66. Program with GUTs – 97 Things Every Java Programmer Should Know

Chapter 66. Program with GUTs

Kevlin Henney

So you’re writing unit tests? Great! Are they any good? To borrow a term from Alistair Cockburn, do you have GUTs? Good unit tests? Or have you landed someone (future you?) with interest-accumulating technical debt in their testbase?

What do I mean by good? Good question. Hard question. Worth an answer.

Let’s start with names. Reflect what is being tested in the name. Yup, you don’t want test1, test2, and test3 as your naming scheme. In fact, you don’t want test in your test names: @Test already does that. Tell the reader what you’re testing, not that you’re testing.

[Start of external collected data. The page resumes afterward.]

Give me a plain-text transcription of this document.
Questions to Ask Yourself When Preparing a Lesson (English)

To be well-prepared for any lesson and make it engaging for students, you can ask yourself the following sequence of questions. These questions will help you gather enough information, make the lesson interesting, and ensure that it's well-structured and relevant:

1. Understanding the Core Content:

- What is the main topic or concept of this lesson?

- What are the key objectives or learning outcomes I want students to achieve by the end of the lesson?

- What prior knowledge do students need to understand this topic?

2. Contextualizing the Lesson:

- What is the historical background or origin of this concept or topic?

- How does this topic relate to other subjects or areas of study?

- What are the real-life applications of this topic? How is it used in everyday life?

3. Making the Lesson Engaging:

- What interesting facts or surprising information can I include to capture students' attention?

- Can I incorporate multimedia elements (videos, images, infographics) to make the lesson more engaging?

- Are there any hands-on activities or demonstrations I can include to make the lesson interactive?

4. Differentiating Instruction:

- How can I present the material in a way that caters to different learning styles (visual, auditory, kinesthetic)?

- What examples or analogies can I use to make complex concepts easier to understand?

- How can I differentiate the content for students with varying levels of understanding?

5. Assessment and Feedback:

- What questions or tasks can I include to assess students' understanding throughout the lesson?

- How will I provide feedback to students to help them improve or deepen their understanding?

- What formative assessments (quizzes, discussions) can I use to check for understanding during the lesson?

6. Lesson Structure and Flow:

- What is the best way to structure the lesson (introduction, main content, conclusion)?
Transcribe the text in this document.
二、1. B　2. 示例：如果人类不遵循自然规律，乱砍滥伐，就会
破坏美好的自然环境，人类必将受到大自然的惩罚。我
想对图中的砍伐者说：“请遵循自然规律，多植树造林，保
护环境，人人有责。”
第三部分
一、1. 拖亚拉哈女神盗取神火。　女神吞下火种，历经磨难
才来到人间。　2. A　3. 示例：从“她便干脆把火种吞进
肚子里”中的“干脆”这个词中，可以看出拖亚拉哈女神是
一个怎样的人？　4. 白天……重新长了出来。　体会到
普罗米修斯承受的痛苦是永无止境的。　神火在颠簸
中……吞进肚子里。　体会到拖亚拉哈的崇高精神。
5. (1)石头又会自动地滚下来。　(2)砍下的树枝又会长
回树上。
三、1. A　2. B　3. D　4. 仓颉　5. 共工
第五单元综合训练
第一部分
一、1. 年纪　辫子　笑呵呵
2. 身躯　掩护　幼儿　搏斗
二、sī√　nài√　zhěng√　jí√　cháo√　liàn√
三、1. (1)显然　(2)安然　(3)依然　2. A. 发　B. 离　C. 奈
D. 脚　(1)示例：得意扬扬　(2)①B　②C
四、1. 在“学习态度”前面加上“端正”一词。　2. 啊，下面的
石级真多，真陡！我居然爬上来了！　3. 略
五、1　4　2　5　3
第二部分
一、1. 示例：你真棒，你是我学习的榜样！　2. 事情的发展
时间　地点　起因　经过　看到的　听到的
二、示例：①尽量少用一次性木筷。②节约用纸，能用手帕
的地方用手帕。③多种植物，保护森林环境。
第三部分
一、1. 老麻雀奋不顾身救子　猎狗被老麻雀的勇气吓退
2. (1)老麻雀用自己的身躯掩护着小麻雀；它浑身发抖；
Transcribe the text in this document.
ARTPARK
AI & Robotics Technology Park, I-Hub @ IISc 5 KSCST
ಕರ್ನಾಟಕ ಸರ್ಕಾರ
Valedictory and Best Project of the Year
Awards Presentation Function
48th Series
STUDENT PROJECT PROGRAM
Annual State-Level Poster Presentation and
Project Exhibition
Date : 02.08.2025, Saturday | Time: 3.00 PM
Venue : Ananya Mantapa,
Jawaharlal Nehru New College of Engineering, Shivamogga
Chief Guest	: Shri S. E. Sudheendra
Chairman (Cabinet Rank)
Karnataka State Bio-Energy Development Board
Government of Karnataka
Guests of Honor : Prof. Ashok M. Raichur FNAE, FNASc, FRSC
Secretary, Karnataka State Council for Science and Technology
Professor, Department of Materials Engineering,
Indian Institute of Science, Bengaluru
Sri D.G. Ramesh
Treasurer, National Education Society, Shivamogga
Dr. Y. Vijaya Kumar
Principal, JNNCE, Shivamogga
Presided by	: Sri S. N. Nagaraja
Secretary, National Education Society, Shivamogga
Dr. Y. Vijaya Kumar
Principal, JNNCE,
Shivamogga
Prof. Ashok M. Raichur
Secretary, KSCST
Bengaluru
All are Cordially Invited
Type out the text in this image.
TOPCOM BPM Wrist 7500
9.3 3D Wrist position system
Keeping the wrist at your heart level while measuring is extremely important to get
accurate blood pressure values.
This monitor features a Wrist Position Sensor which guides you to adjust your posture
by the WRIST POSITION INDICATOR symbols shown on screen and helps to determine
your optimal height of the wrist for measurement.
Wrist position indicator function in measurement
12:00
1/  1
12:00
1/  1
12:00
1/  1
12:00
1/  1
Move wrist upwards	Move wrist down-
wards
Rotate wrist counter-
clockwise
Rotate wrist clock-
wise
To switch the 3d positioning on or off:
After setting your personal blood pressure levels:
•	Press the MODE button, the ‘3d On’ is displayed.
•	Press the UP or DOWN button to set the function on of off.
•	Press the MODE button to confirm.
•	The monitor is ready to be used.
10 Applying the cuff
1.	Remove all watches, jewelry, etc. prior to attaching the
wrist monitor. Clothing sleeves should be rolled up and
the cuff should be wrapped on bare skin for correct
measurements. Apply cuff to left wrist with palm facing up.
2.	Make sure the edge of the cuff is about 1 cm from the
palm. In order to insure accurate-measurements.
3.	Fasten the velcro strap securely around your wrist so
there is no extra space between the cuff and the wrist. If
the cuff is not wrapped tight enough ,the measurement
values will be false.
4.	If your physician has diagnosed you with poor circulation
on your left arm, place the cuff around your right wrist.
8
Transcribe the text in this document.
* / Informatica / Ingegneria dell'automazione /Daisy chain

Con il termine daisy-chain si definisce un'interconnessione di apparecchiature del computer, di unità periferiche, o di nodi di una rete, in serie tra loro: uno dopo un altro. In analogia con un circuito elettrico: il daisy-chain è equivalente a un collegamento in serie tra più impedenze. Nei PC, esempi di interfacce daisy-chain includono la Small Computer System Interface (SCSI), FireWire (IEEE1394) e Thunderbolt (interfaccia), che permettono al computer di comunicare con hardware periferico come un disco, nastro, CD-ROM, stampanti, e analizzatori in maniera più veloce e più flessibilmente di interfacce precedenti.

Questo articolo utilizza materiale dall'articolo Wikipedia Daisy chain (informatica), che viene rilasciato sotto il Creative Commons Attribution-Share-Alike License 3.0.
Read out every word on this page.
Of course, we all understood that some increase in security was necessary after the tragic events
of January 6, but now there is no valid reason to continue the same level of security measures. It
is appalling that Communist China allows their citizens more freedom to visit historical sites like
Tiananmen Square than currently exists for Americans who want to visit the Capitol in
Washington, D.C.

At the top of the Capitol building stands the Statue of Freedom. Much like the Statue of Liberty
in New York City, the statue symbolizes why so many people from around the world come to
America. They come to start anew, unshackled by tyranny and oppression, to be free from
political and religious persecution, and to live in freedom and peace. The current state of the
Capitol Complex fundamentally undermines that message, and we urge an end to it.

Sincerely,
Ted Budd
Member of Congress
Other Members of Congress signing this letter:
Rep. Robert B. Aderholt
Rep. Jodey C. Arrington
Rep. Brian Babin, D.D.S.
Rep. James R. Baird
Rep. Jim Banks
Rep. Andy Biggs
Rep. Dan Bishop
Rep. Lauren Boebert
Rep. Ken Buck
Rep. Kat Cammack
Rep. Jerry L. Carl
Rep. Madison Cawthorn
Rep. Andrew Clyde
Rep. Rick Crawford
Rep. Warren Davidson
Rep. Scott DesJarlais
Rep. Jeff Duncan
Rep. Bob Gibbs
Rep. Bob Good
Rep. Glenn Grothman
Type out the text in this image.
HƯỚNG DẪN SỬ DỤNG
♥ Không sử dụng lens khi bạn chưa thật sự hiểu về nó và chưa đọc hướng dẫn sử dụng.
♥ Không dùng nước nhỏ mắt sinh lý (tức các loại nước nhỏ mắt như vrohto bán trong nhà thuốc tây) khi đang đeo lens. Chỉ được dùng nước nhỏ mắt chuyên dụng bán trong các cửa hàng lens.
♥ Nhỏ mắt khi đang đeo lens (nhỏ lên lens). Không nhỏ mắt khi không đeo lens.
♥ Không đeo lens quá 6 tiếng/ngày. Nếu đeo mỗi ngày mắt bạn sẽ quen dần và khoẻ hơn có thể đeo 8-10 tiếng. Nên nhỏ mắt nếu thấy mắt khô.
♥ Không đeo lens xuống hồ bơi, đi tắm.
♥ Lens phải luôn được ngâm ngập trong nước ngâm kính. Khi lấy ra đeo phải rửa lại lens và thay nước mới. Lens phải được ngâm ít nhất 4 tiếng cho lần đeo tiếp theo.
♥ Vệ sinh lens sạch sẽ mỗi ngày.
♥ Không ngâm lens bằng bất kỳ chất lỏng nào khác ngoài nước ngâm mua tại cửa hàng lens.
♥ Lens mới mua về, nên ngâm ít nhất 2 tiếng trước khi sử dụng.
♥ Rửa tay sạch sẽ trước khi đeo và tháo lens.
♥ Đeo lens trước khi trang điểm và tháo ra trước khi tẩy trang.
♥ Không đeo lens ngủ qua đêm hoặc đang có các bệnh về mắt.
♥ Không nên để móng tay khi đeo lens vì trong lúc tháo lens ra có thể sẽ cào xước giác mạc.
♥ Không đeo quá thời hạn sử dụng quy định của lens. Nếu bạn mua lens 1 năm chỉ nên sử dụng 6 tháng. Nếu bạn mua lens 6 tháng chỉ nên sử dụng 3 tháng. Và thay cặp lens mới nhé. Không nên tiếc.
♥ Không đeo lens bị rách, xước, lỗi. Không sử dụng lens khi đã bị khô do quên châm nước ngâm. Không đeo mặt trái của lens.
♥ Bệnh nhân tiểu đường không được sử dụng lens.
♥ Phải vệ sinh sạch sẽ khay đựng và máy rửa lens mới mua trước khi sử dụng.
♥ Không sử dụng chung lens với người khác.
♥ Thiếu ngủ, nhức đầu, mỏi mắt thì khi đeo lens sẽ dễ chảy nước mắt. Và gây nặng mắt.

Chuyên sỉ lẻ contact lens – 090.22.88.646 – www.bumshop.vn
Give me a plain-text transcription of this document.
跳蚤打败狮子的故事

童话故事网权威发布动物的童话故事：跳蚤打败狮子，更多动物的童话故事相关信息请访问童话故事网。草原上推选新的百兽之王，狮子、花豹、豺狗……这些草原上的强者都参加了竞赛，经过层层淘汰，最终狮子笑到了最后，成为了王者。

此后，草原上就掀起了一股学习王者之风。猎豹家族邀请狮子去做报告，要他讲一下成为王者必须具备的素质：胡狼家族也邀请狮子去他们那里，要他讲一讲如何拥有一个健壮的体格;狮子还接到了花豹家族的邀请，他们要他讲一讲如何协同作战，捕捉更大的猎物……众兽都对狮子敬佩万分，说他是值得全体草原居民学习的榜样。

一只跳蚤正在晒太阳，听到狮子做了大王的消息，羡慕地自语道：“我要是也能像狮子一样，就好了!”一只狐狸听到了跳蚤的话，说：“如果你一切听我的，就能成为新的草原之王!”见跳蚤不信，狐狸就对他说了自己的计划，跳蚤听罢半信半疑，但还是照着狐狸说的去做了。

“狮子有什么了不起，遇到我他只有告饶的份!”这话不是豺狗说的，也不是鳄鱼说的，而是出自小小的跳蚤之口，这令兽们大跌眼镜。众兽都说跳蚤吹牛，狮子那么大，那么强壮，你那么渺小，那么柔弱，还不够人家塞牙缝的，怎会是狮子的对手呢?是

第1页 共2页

Ah, no, I don’t mean name it after the method under test: tell the reader what behavior, property, capability, etc. is under test. If you’ve got a method addItem, you don’t want a corresponding addItemIsOK test. That’s a common test smell. Identify the cases of behavior, and test only one case per test case. Oh, and no, that doesn’t mean addItemSuccess and addItemFailure.

Let me ask you, what’s the purpose of your test? To test that “it works”? That’s only half the story. The biggest challenge in code is not to determine whether “it works,” but to determine what “it works” means. You have the chance to capture that meaning, so try additionOfItemWithUniqueKeyIsRetained and additionOfItemWithExistingKeyFails.

Because these names are long, and also aren’t production code, consider using underscores to improve readability—camel case doesn’t scale—so Addition_of_item_with_unique_key_is_retained. With JUnit 5 you can use DisplayNameGenerator.ReplaceUnderscores with @DisplayName​Gener⁠ation to pretty-print as “Addition of item with unique key is retained.” You can see that naming as a proposition has a nice property: if the test passes, you have some confidence the proposition might be true; if it fails, the proposition is false.

Which is a good point. Passing tests don’t guarantee that the code works. But, for a unit test to be good, the meaning of failure should be clear: it should mean the code doesn’t work. Like Dijkstra said, “Program testing can be used to show the presence of bugs, but never to show their absence!”1

In practice, this means a unit test shouldn’t depend on things that can’t be controlled within the test. Filesystem? Network? Database? Asynchronous ordering? You may have influence, but not control. The unit under test shouldn’t depend on things that could cause failure when the code is correct.

Also, watch out for overfitting tests. You know the ones: brittle assertions on implementation details rather than required features. You update something—spelling, a magic value, a quality outcome—and tests fail. They fail because the tests were at fault, not the production code.

Oh, and keep your eyes open for underfitting tests too. They’re vague, passing at the drop of a hat, even with code that’s wildly and obviously wrong. You successfully add your first item. Don’t just test the number of items is greater than zero. There’s only one right outcome: one item. Many integers are greater than zero; billions are wrong.

Speaking of outcome, you may find many tests follow a simple three-act play: arrange–act–assert, aka given–when–then. Keeping this in mind helps you focus on the story that the test is trying to tell. Keeps it cohesive, suggests other tests, and helps with the name. Oh, and as we’re back on names, you may find names get repetitive. Factor out the repetition. Use it to group tests into inner classes with @Nested. So, you could nest with_unique_key_is_retained and with_existing_key_fails inside Addition_of_item.

I hope that’s been useful. You’re off to revisit some tests? OK, catch you later.

1 Edsger W. Dijkstra, “Notes on Structured Programming.” In Structured Programming, O.-J. Dahl, E.W. Dijkstra, and C.A.R. Hoare, eds. (London and New York: Academic Press, 1972), 6.